There are questions that make us smarter and there are questions that make us obtuse by forcing our thoughts on the wrong track. The headline question is on everybody's mind, but probably it doesn't help us to go anywhere. It is first-level thinking and leaves the problem exactly where it is: a rather animated discussion, based on adventurous projections which have been extrapolated out of past results, as well as on common places regarding the power of scale, the disruptive power of the Internet, the death of traditional retailers, Amazon (AMZN) being "new economy," Wal-Mart (WMT) being "old economy" etc., etc.
The difference between first- and second-level thinking is explained by famous investor Howard Marks in his book "The Most Important Thing: Uncommon Sense for the Thoughtful Investor":
First-level thinking says, "It's a good company, let's buy the stock." Second-level thinking says, "It's a good company, but everyone thinks it's a great company, and it's not. So the stock's overrated and overpriced; let's sell.
So why is the headline question first-level thinking? - Because it seems to ignore a few facts:
A) It is not necessary to be the winner in order to be a good investment.
B) A company could be the winner, but still be a terrible investment.
C) This is no football game. Maybe neither of both will win, competition will continue, other companies will enter the arena, dynamics will change.
Here are the consequences of these considerations:
1) Probably (as investors) we don't really need to answer the headline question.

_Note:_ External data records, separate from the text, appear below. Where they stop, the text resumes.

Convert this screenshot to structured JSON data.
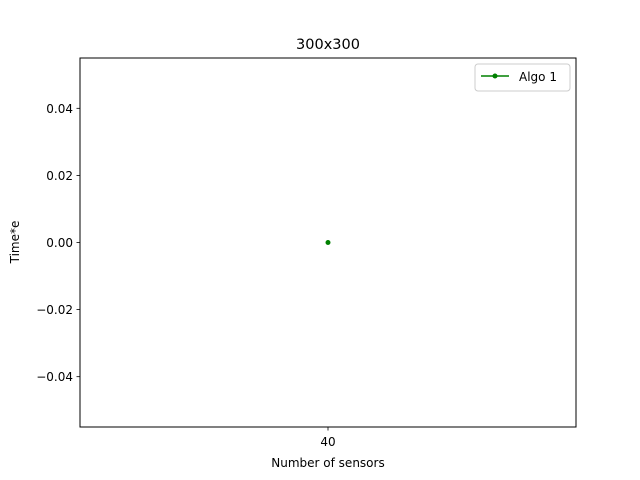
{
  "chart_data": {
    "type": "line",
    "title": "300x300",
    "xlabel": "Number of sensors",
    "ylabel": "Time*e",
    "xlim": [
      39.5,
      40.5
    ],
    "ylim": [
      -0.055,
      0.055
    ],
    "x_ticks": [
      40
    ],
    "x_tick_labels": [
      "40"
    ],
    "y_ticks": [
      0.04,
      0.02,
      0.0,
      -0.02,
      -0.04
    ],
    "y_tick_labels": [
      "0.04",
      "0.02",
      "0.00",
      "−0.02",
      "−0.04"
    ],
    "grid": false,
    "legend_position": "top-right",
    "series": [
      {
        "name": "Algo 1",
        "color": "#008000",
        "marker": "point",
        "x": [
          40
        ],
        "y": [
          0.0
        ]
      }
    ]
  }
}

2) We should rather think about possible competitive dynamics that could rearrange the playing field all together.
3) We should focus on what we know. We should not base our decisions on fantasies about things we can't know for sure.
#2 is terribly complicated, which is probably the reason why everybody prefers to continue with the lazy "football game" interpretation of the problem.
#3 brings us to another myth: Even most of those investors that totally ignore #2, believe that investing in a business requires to make projections about its future. (I hear an uproar.) Well, in my opinion it does not.
At one of Berkshire Hathaway's (BRK.A) (BRK.B) annual meetings, Warren Buffett and Charlie Munger explained their ideal investment to be like shooting fish in a barrel, but after the barrel has been drained and the fish have quit flopping. And in a famous video, Alice Schroeder explains that Buffett does not make projections. (If you want to dig deeper, here is a good article on the subject by fellow Seeking Alpha contributor Todd Kenyon.)
Before we solve the enigma, let's think about Amazon: How can this stock be an investment as easy and guaranteed as "like shooting fish in a barrel, but after the barrel has been drained and the fish have quit flopping"?
Here are a few facts about Amazon:
- It is the Internet retailer with the largest operations worldwide.
- It does not make profits.
- It enjoys a favorable tax treatment that likely won't last forever.
- It can compete almost only on price.
- For many years, it has vacuumed up sales from traditional retailers, forcing them to close or to transfer their shops on the Amazon platform (paying fees).
- Many see a potential monopoly in Amazon. Regulators probably won't allow it at long last (if competition alone does not manage to make a dent).
Amazon certainly is an exciting story and has a huge potential. However, as an investment this is a swimming, very lively fish. There are lots of things moving. Any assumption related to future profits must be based on projections about the future trajectory of the business, its competitors, and its technological framework. Maybe I'm not smart enough, maybe I don't understand how to make a stone-dead fish out of this situation.
As far as Wal-Mart is concerned, here are some basic facts:
- It's the traditional retailer with the largest operations worldwide (with almost 7 times Amazon's sales).
- It enjoys one of the highest profit margins in the industry.
- It has a physical store network second to none and can compete on price, service and proximity to its customers.
- Wal-Mart certainly has a shot in online competition.
- As I have exhaustively explained in a series of articles (Reading Between The Lines Of Wal-Mart's Accounts - Part I - Part II - Part III), Wal-Mart does not need to grow in order to provide decent returns to its investors.
Maybe you start seeing a fish in an empty barrel?
However, I hear the objections: Amazon and Wal-Mart are certainly two very different stocks with a very different set of investors. The former are looking for growth and a quickly rising stock price, the latter prefer the proven, slowly growing steadiness of a dividend stock, which they deem to be perfect for income or retirement. Hence, instead of an answer to our headline question, I will formulate a different question, which in my opinion is more useful for investors:
Will Wal-Mart and Amazon live up to their investors' expectations at current prices?
In the case of Wal-Mart, in my opinion there is a strong probability that investors will not be disappointed; in the case of Amazon I'm not so sure. And being a retiree I'd rather go for the sure things.